Die Kreisschule Aarau-Buchs (KSAB) erhält per sofort eine neue politische Führung. Vertreterinnen und Vertreter der Stadt Aarau, der Gemeinde Buchs sowie des Kantons haben sich auf die Einsetzung einer Taskforce verständigt. Damit soll die Stabilität der Schule sichergestellt und der Schulbetrieb weiterhin in geordneten Bahnen geführt werden.
Die Taskforce übernimmt bis zur Wahl eines neuen Kreisschulvorstands sämtliche Kompetenzen des bisherigen Gremiums. Ziel ist es, auf strategischer Ebene rasch für klare Verhältnisse zu sorgen.

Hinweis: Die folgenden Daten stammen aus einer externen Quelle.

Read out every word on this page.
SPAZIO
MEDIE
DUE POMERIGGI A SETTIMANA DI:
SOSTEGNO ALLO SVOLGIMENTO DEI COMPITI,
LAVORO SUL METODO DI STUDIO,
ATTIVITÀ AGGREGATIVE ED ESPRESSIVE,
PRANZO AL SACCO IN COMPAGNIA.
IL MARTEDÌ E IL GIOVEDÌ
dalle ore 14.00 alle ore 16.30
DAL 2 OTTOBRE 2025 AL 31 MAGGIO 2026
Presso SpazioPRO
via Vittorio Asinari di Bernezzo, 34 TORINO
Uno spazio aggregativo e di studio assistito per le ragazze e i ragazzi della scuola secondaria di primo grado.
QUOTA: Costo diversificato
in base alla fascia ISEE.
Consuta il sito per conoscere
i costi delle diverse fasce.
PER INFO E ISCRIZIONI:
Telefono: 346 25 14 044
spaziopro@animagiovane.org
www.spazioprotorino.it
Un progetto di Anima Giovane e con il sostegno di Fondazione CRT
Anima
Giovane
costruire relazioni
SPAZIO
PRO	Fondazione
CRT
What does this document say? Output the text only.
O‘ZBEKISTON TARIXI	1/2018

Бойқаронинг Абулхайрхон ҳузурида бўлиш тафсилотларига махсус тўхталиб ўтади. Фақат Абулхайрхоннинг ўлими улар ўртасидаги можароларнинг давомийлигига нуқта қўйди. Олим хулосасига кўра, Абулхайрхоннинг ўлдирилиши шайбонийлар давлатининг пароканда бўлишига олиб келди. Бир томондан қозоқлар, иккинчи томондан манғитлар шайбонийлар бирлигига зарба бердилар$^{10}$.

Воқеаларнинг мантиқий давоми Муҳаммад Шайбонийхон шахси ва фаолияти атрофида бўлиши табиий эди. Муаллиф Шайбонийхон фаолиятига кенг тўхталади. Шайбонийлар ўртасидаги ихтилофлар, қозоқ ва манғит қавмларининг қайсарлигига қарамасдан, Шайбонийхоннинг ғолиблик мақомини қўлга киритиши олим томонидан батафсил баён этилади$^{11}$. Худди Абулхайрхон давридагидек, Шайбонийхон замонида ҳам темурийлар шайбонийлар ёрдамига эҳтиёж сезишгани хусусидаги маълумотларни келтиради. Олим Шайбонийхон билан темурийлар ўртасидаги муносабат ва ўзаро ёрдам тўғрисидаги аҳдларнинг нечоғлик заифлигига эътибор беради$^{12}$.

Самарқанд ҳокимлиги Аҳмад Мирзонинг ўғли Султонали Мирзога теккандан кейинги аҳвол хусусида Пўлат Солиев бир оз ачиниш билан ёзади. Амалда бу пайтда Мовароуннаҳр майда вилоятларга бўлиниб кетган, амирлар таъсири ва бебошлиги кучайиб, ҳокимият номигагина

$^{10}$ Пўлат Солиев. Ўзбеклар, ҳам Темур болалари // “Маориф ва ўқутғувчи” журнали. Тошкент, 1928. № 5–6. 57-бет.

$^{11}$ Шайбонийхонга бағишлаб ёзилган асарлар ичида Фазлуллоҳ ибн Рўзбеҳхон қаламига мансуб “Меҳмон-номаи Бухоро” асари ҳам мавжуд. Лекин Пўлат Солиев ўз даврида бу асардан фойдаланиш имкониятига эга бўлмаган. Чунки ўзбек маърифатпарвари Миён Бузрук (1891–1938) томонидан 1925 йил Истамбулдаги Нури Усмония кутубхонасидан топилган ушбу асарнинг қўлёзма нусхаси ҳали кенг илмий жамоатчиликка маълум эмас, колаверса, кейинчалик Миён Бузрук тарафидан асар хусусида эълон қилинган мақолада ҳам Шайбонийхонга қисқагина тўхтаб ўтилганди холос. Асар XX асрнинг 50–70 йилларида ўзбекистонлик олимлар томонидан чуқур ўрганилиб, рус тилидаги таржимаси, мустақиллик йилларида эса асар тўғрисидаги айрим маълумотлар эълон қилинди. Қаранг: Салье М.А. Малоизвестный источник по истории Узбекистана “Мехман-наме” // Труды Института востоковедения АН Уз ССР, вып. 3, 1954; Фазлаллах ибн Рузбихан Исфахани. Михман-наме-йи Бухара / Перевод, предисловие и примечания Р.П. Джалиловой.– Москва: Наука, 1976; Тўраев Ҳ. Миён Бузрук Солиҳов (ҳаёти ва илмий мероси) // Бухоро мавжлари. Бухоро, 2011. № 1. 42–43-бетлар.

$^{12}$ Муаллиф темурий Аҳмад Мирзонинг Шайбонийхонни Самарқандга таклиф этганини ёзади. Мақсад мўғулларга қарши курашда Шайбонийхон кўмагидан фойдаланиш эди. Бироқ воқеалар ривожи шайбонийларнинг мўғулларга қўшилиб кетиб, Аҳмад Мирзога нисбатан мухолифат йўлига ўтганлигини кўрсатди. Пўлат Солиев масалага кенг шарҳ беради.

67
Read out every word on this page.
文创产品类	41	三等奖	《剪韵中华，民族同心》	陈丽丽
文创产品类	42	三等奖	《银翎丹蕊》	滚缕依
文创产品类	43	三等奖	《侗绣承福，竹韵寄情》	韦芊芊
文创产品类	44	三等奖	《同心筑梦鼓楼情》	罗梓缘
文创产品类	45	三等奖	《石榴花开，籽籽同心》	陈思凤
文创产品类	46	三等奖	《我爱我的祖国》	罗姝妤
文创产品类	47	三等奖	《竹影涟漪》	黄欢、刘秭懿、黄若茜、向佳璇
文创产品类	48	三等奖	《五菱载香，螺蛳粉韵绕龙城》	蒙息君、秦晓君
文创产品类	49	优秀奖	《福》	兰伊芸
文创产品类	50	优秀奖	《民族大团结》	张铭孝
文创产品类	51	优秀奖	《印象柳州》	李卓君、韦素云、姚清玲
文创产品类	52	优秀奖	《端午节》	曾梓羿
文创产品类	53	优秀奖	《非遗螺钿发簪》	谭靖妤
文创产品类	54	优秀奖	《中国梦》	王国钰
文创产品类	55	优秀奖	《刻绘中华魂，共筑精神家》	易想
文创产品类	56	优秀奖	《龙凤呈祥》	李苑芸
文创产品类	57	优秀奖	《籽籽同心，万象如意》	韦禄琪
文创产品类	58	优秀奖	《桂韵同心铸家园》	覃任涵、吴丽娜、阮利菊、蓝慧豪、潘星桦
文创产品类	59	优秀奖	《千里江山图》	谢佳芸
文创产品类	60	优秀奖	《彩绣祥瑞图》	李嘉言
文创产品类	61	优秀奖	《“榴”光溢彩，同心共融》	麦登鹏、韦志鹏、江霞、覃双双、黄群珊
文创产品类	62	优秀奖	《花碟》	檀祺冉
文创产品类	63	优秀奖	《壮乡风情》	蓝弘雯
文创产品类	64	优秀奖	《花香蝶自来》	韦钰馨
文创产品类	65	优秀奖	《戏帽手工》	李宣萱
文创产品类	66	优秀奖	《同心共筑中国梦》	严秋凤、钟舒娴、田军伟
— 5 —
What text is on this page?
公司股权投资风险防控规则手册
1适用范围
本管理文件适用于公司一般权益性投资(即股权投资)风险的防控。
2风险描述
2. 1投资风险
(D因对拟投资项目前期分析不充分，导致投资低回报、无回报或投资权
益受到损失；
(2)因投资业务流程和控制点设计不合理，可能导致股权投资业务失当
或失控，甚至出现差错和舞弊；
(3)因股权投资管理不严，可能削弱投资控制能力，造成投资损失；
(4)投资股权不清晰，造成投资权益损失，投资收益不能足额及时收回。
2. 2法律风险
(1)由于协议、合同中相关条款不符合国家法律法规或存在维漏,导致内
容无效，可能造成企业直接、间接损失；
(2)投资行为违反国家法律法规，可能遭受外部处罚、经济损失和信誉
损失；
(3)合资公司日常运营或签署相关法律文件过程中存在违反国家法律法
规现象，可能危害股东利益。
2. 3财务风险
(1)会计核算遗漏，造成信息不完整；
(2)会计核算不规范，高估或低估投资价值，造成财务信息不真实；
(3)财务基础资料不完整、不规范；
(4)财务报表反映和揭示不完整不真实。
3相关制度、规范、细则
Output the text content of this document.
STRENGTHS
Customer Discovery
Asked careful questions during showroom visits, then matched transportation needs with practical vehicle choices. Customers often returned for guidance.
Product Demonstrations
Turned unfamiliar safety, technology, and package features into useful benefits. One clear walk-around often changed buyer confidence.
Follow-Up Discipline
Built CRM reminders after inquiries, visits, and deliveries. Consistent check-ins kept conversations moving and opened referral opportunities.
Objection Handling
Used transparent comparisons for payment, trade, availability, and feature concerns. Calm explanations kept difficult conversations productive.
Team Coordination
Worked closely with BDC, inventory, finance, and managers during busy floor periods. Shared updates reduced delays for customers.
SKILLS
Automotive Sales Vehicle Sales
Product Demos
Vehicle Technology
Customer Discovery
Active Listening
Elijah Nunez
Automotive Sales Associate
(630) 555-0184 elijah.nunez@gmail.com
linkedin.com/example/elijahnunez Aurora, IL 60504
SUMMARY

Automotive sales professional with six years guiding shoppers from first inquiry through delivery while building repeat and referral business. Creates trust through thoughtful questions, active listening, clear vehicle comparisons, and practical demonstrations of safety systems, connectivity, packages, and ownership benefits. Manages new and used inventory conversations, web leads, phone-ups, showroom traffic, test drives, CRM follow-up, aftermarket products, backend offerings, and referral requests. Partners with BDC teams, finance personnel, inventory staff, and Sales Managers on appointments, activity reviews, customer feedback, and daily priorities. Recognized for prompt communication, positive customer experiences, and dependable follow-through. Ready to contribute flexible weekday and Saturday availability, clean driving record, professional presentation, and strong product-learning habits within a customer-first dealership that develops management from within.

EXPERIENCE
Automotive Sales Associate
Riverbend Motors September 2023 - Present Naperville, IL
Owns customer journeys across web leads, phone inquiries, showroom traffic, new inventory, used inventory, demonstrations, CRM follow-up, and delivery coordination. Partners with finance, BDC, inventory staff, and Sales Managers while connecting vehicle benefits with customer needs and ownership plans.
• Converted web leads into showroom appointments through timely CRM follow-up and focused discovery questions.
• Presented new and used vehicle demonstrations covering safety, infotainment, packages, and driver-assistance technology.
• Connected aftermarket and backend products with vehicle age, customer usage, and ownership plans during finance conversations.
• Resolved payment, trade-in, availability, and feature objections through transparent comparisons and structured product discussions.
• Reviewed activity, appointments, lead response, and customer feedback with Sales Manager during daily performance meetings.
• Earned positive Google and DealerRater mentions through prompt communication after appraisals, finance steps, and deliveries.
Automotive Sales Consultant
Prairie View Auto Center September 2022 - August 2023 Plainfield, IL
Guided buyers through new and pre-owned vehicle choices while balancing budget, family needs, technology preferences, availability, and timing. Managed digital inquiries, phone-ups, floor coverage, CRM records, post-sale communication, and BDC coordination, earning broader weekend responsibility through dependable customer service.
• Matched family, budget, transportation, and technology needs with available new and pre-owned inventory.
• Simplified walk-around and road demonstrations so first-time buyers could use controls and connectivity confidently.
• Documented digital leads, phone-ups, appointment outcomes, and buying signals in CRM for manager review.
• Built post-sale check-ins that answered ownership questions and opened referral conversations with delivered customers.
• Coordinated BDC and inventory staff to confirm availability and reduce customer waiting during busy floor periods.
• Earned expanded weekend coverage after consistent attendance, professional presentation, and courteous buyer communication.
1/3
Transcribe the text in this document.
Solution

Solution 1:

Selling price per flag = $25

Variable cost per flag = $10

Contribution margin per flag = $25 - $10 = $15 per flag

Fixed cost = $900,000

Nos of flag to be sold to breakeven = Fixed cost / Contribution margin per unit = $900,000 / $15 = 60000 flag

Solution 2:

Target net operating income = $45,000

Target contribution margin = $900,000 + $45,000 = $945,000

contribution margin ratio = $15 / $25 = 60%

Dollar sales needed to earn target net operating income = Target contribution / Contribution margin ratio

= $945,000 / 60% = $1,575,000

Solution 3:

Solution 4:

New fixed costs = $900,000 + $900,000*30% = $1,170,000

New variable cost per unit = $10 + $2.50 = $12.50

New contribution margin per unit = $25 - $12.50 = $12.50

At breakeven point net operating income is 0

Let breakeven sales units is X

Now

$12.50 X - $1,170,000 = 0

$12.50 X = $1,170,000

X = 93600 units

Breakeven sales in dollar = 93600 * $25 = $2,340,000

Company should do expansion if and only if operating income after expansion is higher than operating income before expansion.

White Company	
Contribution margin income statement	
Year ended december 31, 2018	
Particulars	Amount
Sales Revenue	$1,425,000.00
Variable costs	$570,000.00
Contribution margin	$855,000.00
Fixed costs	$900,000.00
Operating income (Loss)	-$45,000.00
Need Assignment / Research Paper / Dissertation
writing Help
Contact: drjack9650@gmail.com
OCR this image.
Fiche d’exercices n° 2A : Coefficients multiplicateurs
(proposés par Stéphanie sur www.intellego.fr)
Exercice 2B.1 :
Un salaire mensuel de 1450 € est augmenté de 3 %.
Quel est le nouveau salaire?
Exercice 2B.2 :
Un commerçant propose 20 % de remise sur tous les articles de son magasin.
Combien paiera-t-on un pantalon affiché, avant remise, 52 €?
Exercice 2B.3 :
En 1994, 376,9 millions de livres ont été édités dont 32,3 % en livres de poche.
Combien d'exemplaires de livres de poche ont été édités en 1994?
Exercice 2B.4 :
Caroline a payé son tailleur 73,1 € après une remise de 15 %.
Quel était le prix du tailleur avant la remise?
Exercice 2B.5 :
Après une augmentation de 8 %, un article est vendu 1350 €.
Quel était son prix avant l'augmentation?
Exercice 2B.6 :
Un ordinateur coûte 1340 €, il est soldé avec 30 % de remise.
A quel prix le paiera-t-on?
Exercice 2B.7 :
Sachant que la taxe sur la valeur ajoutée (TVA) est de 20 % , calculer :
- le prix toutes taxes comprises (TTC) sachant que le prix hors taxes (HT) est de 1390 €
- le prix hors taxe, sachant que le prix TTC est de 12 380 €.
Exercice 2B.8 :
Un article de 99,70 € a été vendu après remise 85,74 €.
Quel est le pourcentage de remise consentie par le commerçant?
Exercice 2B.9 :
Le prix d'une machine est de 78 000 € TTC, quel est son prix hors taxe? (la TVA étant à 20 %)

Fünf Personen übernehmen Verantwortung
Der Taskforce gehören Joel Blunier, Anton Kleiber, Nina Suma, Daniel Fondado und Larissa Carlsson an. Den Vorsitz übernimmt Anton Kleiber, das Vizepräsidium liegt bei Larissa Carlsson.
Mit dem Start der Taskforce treten gleichzeitig mehrere personelle Veränderungen in Kraft. Daniel Fondado gibt seine Funktionen im Kreisschulrat und in der Wahlkommission ab. Zudem wurden die Rücktritte der bisherigen Schulvorstandsmitglieder Salvatore Nunziata, Rainer Ziesemer und Severin Dommann angenommen.
Fokus auf Stabilität und Geschäftsführung
Die Taskforce hat ihre Arbeit bereits aufgenommen. In den kommenden Wochen soll sie insbesondere für Stabilität auf den oberen Führungsebenen sorgen und das Tagesgeschäft der Schule absichern.
Zu den dringendsten Aufgaben gehört die Besetzung der derzeit vakanten Stelle des Geschäftsführers. Die Verantwortlichen sehen darin einen wichtigen Schritt, um die Organisation langfristig wieder zu stärken.
Kanton begleitet die Schule eng
Parallel dazu wird die kantonale Schulaufsicht die Entwicklung der KSAB eng verfolgen. Die Taskforce muss dem Kanton regelmässig Bericht erstatten und über die Fortschritte informieren.
Der Kreisschulrat wird nun die Voraussetzungen für geordnete Neuwahlen schaffen. Sobald ein neuer und handlungsfähiger Kreisschulvorstand gewählt ist, soll die Taskforce wieder aufgelöst werden.
Stadt und Gemeinde betonen, dass sie sich weiterhin für eine starke Schule an allen Standorten einsetzen. Für Schülerinnen und Schüler, Lehrpersonen sowie Schulleitungen soll der Schulalltag ohne Einschränkungen weitergeführt werden.